There is the Regular Expression Analyzer which will do quite the same as toolic already suggested - but completely webbased.

(? # Find a group (don't capture)
< # before the following regular expression
! # that does not match
\. # a literal "."
. # followed by 1 character
) # (End look-behind group)
( # Start a group (capture it to $1)
[\?\!\.] # Containing any one of the characters in the following set "?!."
) # End group $1
\s # followed by a whitespace character " ", \t, etc.
(? # Followed by a group (don't capture)
# after the preceding regular expression
! # that does not have
. # 1 character
\. # followed by a literal "."
) # (End look-ahead group)

The first part (?<!\..) is a negative look-behind. It specifies a pattern which invalidates the match. In this case it's looking for two characters--the first a period and the other one any character.
The second part is a standard capture/group, which could be better expressed: ([?!.]) (you don't need the escapes in the class brackets), that is a sentence ending punctuation character.
The next part is a single (??) white-space character: \s
And the last part is a negative look-ahead: (?!.\.). Again it is guarding against the case of a single character followed by a period.
This should work, relatively well. But I don't think I would recommend it. I don't see what the coder was getting at trying to make sure that just a period wasn't the second most recent character, or that it wasn't the second one to come.
I mean if you are looking to split on terminal punctuation, why don't you want to guard against the same class being two-back or two-ahead? Instead it relies on periods not being there. Thus a more regular expression would be:
/(?<![?!.].)([?!.])\s(?!.[?!.])/

Portions:
([\?\!\.])\s: split by ending character (.,!,or ?) which is followed by a whitespace character (space, tab, newline)
(?<!\..) where the characters before this 'ending character' arent a .+anything
(?!.\.) after the whitespace character any character directly followed by any . isn't allowed.
Those look-ahead ((?!) & look-behind ((?<!) assertions mainly seem to prevent splitting on (whitespaced?) abbreviations (q. e. d. etc.).

Related

PHP preg_match to catch all but some options

What regex would I need to use to achieve the following;
Check if string does not contain one or more options... I tried a lot expressions.
I think this is closest to be the correct one.
/^[^(256K)]$|^[^(2M)]$/
I would like preg_match to tell me if there is anything other than 256K or 2M, and I cant negate preg_match (!preg_match) for reasons that take to long to explain ;)

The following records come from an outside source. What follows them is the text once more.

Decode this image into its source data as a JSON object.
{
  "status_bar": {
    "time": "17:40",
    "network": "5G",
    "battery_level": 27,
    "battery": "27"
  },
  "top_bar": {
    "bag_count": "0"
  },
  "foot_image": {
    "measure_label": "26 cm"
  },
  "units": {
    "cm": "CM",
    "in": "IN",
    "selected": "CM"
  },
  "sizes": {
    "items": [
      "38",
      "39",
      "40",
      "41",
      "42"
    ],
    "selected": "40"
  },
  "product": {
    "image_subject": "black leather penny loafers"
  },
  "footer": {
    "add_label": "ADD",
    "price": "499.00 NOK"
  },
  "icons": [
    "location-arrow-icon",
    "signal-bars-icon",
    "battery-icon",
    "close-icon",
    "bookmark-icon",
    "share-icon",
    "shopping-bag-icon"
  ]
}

You can not place whole words or capturing groups inside of Character Classes. A character class matches any one character from a set of characters.
Your regular expression matches the beginning of the string, any character except: (, 2, 5, 6, K, ), followed by the end of the string, OR the beginning of the string, any character except: (, 2, M, ), followed by the end of string.
I believe you are wanting a Negative Lookahead here instead.
/^((?!256K|2M).)*$/i
Regular expression:
^ # the beginning of the string
( # group and capture to \1 (0 or more times)
(?! # look ahead to see if there is not:
256K # '256K'
| # OR
2M # '2M'
) # end of look-ahead
. # any character except \n
)* # end of \1
$ # before an optional \n, and the end of the string

Regex for validating numbers preceding with two dashes (hyphens)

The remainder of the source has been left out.